Les litiges frontaliers et les conflits liés à l’identité ethnique font périodiquement surface dans l’histoire de la péninsule balkanique, et de la Grèce en particulier. Pourtant, les crises actuelles les teintent d’une perspective nouvelle et critique. L’île de Chios, théâtre du massacre des Grecs perpétré en 1822 par les Ottomans, événement rendu célèbre par le peintre français Eugène Delacroix, accueille aujourd’hui l’un des camps de transit des Nations unies pour celles et ceux qui traversent l’étroit bras de mer depuis la Turquie.
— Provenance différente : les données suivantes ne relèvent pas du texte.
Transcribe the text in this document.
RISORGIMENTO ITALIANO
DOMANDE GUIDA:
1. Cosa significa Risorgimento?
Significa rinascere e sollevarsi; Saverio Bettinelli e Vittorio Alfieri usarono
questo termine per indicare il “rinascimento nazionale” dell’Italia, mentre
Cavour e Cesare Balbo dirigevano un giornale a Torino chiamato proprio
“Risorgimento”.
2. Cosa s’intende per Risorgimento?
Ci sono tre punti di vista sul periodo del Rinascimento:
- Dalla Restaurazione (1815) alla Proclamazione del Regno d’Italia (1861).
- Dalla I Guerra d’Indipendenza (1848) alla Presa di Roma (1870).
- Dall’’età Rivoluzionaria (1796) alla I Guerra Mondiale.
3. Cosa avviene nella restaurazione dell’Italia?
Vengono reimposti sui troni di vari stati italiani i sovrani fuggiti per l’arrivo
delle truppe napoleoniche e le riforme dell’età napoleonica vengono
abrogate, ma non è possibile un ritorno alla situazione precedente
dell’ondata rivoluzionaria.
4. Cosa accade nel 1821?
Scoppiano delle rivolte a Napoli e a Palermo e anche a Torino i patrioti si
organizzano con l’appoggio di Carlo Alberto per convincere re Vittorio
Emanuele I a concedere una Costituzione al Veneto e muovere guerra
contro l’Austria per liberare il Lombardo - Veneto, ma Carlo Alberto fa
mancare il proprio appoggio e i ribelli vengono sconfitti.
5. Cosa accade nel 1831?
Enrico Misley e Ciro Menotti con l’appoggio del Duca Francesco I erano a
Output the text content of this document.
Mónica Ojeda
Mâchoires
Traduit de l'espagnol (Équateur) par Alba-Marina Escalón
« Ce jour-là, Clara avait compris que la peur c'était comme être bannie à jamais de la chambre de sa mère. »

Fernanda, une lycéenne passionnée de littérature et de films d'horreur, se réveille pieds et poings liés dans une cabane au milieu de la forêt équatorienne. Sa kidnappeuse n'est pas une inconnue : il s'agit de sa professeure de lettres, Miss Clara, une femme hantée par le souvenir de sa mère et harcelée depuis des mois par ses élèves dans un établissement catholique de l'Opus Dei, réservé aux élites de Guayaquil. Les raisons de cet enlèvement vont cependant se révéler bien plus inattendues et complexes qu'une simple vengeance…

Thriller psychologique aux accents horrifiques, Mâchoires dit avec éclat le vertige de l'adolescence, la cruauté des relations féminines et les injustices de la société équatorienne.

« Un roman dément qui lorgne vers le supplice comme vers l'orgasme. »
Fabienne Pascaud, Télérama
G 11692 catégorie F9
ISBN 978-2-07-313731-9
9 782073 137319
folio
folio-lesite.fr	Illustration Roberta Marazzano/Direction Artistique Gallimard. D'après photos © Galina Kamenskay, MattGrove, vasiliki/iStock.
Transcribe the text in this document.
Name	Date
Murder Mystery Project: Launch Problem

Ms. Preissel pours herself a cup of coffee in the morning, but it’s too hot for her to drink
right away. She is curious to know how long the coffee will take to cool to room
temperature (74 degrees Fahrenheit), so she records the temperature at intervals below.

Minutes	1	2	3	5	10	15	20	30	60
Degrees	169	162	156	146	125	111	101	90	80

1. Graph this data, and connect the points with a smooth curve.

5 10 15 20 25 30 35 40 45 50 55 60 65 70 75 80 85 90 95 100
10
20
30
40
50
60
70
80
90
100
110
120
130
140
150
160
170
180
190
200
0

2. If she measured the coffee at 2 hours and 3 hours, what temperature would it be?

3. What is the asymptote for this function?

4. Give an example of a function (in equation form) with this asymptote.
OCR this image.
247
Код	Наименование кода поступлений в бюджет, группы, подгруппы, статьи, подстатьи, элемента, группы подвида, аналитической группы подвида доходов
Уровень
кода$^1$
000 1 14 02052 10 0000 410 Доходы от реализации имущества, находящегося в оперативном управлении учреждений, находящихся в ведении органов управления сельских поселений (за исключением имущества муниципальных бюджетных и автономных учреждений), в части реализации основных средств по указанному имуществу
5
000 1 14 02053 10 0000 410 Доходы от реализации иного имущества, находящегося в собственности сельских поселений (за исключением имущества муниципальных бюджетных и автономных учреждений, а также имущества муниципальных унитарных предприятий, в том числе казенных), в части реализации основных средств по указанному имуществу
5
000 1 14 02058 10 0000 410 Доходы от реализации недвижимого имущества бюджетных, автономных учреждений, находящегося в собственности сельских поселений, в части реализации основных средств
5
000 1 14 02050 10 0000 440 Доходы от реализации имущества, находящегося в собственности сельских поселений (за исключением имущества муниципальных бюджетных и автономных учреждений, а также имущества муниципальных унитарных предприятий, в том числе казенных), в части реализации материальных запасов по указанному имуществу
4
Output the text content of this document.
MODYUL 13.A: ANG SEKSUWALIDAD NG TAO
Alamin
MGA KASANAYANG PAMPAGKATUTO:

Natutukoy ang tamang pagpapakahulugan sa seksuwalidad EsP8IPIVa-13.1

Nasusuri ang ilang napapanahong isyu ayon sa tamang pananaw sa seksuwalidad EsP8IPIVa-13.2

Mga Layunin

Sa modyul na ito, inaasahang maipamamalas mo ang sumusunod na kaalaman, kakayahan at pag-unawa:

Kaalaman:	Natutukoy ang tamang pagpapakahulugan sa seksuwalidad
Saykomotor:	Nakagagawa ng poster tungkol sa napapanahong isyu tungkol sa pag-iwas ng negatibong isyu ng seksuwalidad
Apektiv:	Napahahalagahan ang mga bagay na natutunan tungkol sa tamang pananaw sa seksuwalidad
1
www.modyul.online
C’est aussi le site de l’un des nombreux musées d’archéologie construits en Grèce après la Seconde Guerre mondiale pour stimuler le développement culturel et une économie touristique naissante. Quand on approche du musée archéologique de Chios (architectes : Atelier 66, 1965), une ossature blanche en béton apparaît, comme étroitement enveloppée de murs en maçonnerie brute de pierre orange vif extraite à Thymiana, à proximité, la même pierre qui borde les longues rues étroites de Kampos, tout proche. La référence pourrait difficilement être plus directe : les murailles d’enceinte entourant les possessions des Génois ayant occupé l’île au XIVe siècle rappellent son histoire contestée, à cet endroit comme dans les Mastichochoria alentour, des villages fortifiés de production de mastic remontant à des centaines d’années. Protégeant les collections du musée, ses murs guident également les déplacements à travers le complexe jusqu’à la partie en amont du site. Au centre, une cour intérieure s’ouvre, accueillante; là, l’enveloppe de pierre du bâtiment s’efface au profit d’écrans de verre qui s’étirent entre les colonnes de béton2.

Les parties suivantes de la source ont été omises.